Light & Shadow: Capturing Early Santa Monica
On Saturday, March 9th, we invite you to join us for our newest exhibition, Light & Shadow: Capturing Early Santa Monica. The Santa Monica Public Library and the Santa Monica History Museum have partnered to give viewers a peek into the extensive photographic archives of each institution. Each of our photographic archives houses a diverse selection of photographers and subjects that capture the rich history of the Santa Monica Bay area.
The joint exhibition will highlight seven local photographers whose imagery documents our city’s past. The Main Library will present work by Kenneth Strickfaden and Victor Barnaba. Best known as an electrical special-effects pioneer on films like Frankenstein (1931), Strickfaden as a young man photographed the natural beauty, piers and street scenes in the Santa Monica Bay Area. Barnaba’s illustrious career stretched decades, including his service as a military photographer during WWII. In Santa Monica, Barnaba built a studio photography business and was commissioned by the city to document the built environment, civic affairs, and notable figures, until his retirement in 1973.

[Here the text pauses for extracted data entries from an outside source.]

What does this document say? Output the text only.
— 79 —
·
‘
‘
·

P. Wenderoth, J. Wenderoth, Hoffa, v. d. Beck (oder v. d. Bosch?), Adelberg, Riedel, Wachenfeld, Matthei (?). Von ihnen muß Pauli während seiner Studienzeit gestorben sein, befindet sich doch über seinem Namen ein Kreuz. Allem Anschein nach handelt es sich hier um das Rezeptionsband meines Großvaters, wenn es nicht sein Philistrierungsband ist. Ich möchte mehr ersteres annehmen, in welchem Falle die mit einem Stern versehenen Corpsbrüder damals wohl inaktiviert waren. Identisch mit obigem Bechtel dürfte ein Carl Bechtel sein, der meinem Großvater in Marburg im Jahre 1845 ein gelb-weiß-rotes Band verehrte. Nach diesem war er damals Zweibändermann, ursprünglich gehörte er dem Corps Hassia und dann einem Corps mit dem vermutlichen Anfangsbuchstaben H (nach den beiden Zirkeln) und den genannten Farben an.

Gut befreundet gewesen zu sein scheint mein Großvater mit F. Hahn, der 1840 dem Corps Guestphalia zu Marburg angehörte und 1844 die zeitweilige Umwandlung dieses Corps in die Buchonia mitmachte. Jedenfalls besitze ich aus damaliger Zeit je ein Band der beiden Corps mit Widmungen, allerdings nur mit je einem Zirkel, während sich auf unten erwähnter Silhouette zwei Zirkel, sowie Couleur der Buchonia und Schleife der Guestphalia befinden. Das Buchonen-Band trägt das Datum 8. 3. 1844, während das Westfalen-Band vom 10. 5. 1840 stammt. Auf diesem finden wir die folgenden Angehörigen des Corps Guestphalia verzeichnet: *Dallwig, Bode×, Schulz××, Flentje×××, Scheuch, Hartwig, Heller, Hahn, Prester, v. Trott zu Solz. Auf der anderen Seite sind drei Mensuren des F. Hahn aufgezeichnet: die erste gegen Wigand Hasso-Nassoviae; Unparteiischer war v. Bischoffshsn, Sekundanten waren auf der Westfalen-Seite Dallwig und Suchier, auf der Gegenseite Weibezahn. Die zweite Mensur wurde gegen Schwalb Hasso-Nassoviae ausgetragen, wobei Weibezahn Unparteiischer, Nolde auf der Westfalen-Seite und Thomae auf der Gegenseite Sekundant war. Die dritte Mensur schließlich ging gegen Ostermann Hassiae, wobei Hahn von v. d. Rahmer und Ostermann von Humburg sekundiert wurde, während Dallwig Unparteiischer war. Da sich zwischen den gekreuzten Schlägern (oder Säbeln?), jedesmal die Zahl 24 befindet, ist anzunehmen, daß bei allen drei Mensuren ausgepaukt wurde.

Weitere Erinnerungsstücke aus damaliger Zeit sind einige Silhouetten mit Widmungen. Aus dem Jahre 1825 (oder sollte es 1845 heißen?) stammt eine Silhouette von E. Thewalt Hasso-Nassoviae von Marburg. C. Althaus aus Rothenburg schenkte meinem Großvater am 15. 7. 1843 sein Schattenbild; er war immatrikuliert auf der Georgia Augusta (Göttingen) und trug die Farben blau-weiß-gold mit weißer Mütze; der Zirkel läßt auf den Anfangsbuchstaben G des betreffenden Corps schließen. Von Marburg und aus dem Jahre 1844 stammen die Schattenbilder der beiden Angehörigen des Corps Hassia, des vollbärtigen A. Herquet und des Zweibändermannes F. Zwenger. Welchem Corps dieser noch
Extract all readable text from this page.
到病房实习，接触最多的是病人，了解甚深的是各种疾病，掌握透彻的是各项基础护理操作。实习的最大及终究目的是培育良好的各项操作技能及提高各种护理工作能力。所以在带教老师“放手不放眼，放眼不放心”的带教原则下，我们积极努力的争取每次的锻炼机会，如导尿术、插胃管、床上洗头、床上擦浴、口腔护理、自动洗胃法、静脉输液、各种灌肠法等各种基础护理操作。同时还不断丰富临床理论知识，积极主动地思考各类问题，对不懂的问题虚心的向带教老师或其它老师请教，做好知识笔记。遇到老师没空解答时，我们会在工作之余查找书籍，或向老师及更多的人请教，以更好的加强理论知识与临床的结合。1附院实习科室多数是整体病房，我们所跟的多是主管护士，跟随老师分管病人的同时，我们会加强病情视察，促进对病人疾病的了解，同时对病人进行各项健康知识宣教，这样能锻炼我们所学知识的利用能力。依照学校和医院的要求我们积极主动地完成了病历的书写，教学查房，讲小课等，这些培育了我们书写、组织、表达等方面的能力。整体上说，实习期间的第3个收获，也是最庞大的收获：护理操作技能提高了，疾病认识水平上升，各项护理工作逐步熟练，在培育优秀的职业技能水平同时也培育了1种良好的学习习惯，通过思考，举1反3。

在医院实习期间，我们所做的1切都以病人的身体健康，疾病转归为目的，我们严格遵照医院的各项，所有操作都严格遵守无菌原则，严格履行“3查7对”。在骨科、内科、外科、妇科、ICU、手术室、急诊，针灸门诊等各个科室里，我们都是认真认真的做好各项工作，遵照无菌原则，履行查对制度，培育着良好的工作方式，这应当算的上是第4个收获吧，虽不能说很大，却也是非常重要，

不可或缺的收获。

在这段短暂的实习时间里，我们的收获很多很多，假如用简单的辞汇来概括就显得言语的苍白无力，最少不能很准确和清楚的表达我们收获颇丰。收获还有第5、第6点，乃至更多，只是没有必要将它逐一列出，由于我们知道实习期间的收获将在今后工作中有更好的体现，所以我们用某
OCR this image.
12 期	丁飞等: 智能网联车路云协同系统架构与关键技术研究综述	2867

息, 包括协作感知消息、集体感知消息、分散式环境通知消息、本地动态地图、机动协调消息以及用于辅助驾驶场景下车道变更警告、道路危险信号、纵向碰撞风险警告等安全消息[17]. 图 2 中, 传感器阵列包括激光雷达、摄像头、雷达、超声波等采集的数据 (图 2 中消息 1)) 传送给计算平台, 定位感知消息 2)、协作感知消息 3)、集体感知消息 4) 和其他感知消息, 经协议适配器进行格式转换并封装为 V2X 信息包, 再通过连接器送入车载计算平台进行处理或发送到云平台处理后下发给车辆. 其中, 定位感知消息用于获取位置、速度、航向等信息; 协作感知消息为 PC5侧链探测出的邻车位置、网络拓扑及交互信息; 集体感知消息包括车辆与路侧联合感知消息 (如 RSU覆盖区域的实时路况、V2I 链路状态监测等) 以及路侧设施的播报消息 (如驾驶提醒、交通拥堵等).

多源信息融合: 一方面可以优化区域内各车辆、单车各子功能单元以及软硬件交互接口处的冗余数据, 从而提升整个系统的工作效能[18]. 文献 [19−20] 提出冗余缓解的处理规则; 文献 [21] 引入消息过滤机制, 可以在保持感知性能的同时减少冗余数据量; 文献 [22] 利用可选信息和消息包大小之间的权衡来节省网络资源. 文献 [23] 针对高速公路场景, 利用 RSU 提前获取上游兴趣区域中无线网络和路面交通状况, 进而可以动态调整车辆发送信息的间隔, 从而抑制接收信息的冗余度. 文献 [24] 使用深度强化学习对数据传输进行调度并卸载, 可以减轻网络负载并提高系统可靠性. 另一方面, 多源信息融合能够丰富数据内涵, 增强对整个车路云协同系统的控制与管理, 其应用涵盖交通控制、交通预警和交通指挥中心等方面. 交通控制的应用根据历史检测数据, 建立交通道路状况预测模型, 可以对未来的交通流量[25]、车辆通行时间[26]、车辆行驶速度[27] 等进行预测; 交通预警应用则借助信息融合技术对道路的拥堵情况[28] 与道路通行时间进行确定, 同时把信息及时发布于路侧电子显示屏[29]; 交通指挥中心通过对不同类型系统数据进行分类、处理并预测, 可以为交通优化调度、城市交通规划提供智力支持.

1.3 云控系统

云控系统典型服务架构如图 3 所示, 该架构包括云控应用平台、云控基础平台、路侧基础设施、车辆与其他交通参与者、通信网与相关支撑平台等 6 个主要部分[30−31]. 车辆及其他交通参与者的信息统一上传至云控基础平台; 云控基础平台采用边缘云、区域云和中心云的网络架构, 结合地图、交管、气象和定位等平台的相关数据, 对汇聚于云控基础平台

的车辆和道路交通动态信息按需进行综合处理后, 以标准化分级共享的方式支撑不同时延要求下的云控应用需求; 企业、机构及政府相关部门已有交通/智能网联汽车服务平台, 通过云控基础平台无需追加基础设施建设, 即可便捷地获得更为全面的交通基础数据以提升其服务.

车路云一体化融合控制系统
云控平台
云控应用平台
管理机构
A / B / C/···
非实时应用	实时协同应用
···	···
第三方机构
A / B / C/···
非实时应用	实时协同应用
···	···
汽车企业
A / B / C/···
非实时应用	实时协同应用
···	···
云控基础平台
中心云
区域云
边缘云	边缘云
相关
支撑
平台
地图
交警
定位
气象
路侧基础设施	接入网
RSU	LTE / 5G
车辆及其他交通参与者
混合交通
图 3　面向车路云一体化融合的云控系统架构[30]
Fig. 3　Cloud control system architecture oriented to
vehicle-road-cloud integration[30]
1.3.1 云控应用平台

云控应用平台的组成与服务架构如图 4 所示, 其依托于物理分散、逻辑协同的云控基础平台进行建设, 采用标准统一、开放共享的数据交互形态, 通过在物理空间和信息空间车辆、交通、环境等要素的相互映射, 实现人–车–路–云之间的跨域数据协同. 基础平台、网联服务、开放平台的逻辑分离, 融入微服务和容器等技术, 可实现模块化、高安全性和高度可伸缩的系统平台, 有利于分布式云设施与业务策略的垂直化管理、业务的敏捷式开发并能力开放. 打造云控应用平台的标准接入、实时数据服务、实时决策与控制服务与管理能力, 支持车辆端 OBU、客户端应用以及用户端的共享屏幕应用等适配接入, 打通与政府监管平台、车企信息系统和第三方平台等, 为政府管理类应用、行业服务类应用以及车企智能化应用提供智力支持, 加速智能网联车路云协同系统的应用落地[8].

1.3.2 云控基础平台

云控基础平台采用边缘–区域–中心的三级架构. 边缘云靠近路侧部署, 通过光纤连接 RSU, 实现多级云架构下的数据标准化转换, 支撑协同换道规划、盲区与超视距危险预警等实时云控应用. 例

The Santa Monica History Museum will present work by H.F. Rile, Adelbert Bartlett, Emerson Gaze, Bill Beebe, and George Tate, Jr. Rile was active in the 1880s through the 1910s and produced cabinet cards documenting everything from local businesses and school children to city events and views of Palisades Park. Bartlett, active in the 1920s, is known for his ethereal representations of daily life in Santa Monica. Emerson Gaze, active from the 1930s to the 1960s, and Bill Beebe, active from the 1940s through the 1990s, both worked for the Evening Outlook newspaper recording Santa Monica’s notables and happenings. George Tate,Jr., who was active in the 1950s and 1960s, had an excellent eye for composition and his images express the exuberant energy of Muscle Beach.